Knee Replacement in Obese OA is Cost Effective Save
Debates over ideal candidates for total knee replacement (TKR) in osteoarthritis patients often excludes those who are obese, but a recent article in the Annals of Internal Medicine suggests that TKR is both effective and cost-effective in obese patients (BMI >40 kg/m2) with end-stage knee osteoarthritis.
TKR candidates with OA knee and a BMI of 40 kg/m2 or greater were assessed by cost, quality-adjusted life-years (QALYs), and incremental cost-effectiveness ratios (ICERs), discounted at 3% annually.
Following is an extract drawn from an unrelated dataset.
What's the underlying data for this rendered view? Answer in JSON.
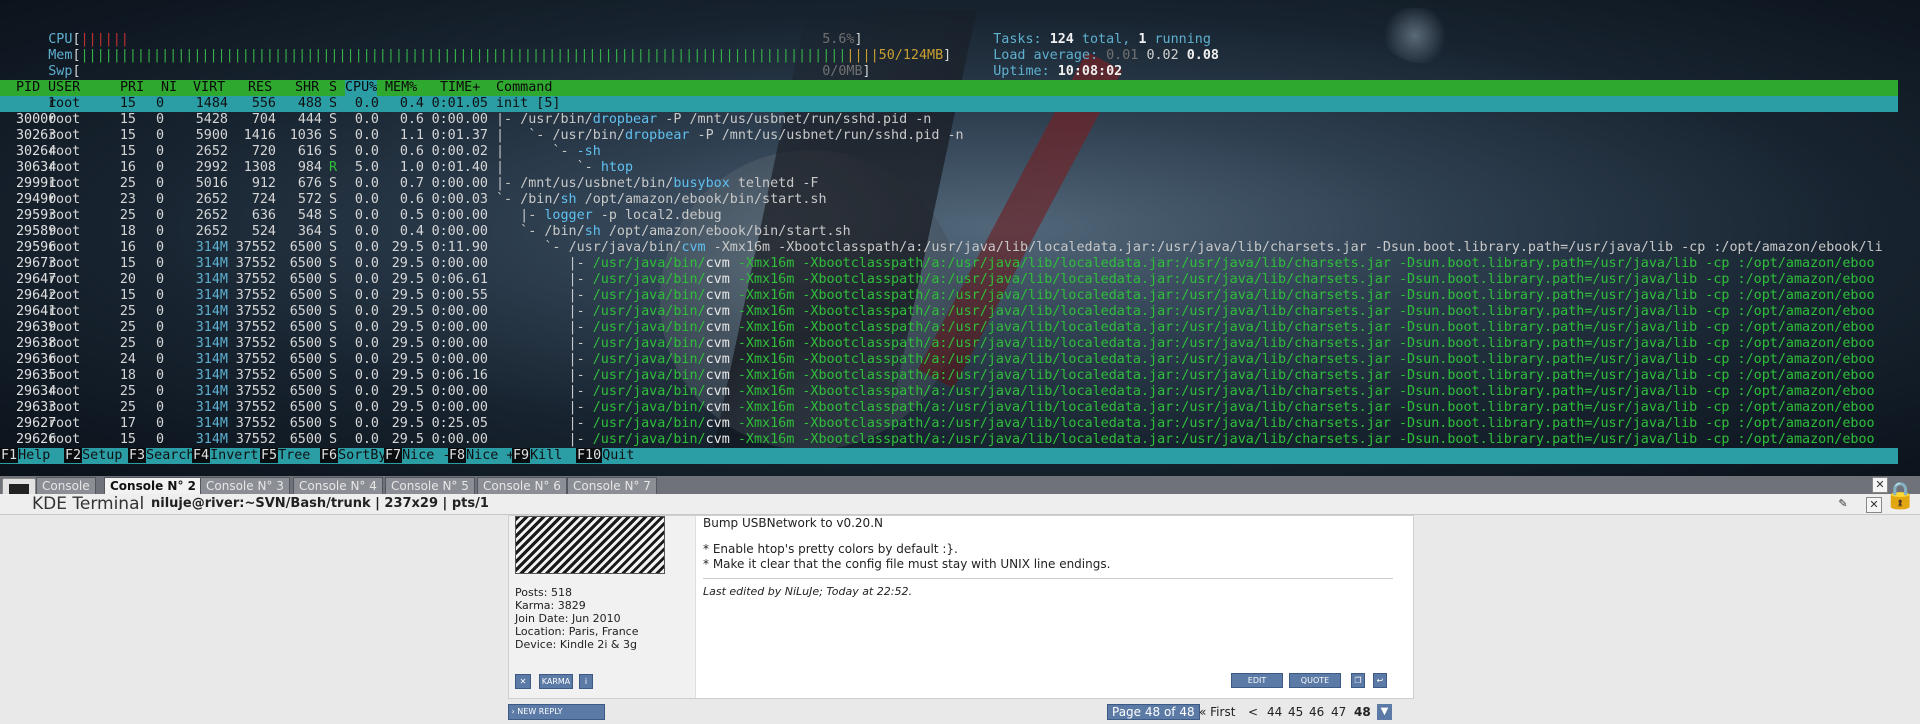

Total knee replacement increased QALYs by 0.71 year and lifetime medical costs by $25 200 among patients aged 50 to 65 years with a BMI of 40 kg/m2 or greater, resulting in an ICER of $35,200.
Total knee replacement in patients older than 65 years with a BMI of 40 kg/m2 or greater increased QALYs by 0.39 year and costs by $21,100, resulting in an ICER of $54 100.
Even patients with comorbidities (diabetes or cardiovascular disease), the ICERs were below $75,000 per QALY.
Overall, if judging a $55,000-per-QALY willingness-to-pay threshold, TKR was 100% cost-effective for patients aged 50 to 65 years; 90% for those over 65 years.